Sobre la “pluralidad de voces” entre los que defienden la abstención que facilite el gobierno de Rajoy y los que están en contra, Sánchez cree que se trata de una “cuestión esencial que el PSOE tiene que abordar de una vez por todas”. Asegura que ha llegado la hora de “poner las cartas sobre la mesa” y decirle a la militancia cuál es la intención del PSOE para que puedan hablar con su voto.

Además de lamentar la falta de apoyo de su equipo, ha criticado los eufemismos utilizados para apoyar un gobierno de Rajoy, ya que “gente de mi partido habla de reflexión cuando lo que quieren decir es abstención”. Con este comportamiento, entiende que parte del electorado pueda creer que «el PSOE se ha acercado al PP», mientras que defiende que no se le puede tachar a su partido de irresponsable por «impedir un gobierno en el que no cree».

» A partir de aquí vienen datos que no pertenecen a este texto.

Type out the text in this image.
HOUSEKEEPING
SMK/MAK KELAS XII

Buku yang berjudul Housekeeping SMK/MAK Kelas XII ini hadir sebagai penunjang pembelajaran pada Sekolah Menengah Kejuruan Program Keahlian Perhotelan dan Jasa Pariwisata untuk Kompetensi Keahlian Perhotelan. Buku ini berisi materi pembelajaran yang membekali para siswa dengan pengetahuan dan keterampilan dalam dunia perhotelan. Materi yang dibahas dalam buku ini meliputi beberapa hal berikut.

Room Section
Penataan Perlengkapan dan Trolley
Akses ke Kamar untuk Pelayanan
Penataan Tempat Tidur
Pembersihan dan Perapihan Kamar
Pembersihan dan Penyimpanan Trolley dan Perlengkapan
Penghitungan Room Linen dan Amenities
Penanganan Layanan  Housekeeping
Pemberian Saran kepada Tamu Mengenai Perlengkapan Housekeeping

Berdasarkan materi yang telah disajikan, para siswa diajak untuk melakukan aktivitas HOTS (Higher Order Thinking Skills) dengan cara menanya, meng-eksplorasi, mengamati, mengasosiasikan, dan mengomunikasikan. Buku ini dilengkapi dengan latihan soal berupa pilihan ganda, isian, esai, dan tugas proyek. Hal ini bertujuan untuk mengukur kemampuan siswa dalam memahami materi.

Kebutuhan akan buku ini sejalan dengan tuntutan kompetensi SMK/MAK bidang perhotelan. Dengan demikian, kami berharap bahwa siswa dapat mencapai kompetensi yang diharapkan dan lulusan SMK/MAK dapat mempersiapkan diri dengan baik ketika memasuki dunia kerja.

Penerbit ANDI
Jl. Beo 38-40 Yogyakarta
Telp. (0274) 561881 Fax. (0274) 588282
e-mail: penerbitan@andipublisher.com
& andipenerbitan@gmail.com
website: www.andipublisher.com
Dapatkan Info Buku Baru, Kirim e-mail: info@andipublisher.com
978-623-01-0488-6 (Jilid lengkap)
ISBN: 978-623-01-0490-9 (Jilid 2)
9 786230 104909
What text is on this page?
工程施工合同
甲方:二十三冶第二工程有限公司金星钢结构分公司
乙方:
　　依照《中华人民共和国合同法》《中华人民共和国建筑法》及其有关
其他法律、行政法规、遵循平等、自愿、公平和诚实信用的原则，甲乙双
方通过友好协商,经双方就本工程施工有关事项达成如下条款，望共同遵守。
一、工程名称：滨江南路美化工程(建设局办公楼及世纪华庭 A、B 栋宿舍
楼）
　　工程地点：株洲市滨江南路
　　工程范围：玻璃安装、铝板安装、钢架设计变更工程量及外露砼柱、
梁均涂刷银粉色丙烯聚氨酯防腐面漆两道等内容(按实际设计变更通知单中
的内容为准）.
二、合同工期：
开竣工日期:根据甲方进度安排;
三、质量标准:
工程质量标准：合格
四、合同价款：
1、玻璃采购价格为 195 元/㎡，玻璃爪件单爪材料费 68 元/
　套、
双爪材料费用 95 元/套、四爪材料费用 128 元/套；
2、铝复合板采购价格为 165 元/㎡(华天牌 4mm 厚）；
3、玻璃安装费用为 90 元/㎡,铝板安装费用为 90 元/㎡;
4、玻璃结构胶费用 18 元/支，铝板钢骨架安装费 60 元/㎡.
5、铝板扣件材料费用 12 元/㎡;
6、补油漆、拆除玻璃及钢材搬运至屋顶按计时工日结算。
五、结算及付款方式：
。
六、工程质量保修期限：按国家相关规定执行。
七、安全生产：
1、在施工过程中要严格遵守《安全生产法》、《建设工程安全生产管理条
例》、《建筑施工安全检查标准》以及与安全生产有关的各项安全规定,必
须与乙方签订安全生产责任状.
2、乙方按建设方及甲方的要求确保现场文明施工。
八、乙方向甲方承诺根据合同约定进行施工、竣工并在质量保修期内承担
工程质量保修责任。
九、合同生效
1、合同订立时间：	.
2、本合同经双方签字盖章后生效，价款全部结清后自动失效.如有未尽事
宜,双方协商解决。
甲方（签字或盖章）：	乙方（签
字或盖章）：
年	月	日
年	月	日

Durante su intervención, Sánchez ha insistido en su discurso aludiendo que las únicas posibilidades para su partido son: apoyar un gobierno de Rajoy, a lo que se niega rotundamente; formar un gobierno alternativo apoyado por Podemos y Ciudadanos o ir a las terceras elecciones. “Para un país unas elecciones nunca son una mala solución, es mala solución que con el voto de la izquierda se intente indultar a Rajoy”, ha justificado. Además, cree que el PP no va a cambiar su postura «si intuye que el PSOE se puede abstener».

Para favorecer un gobierno alternativo ha asegurado que su partido «será generoso» y que está dispuesto a «hablar de todo» con Podemos y Ciudadanos.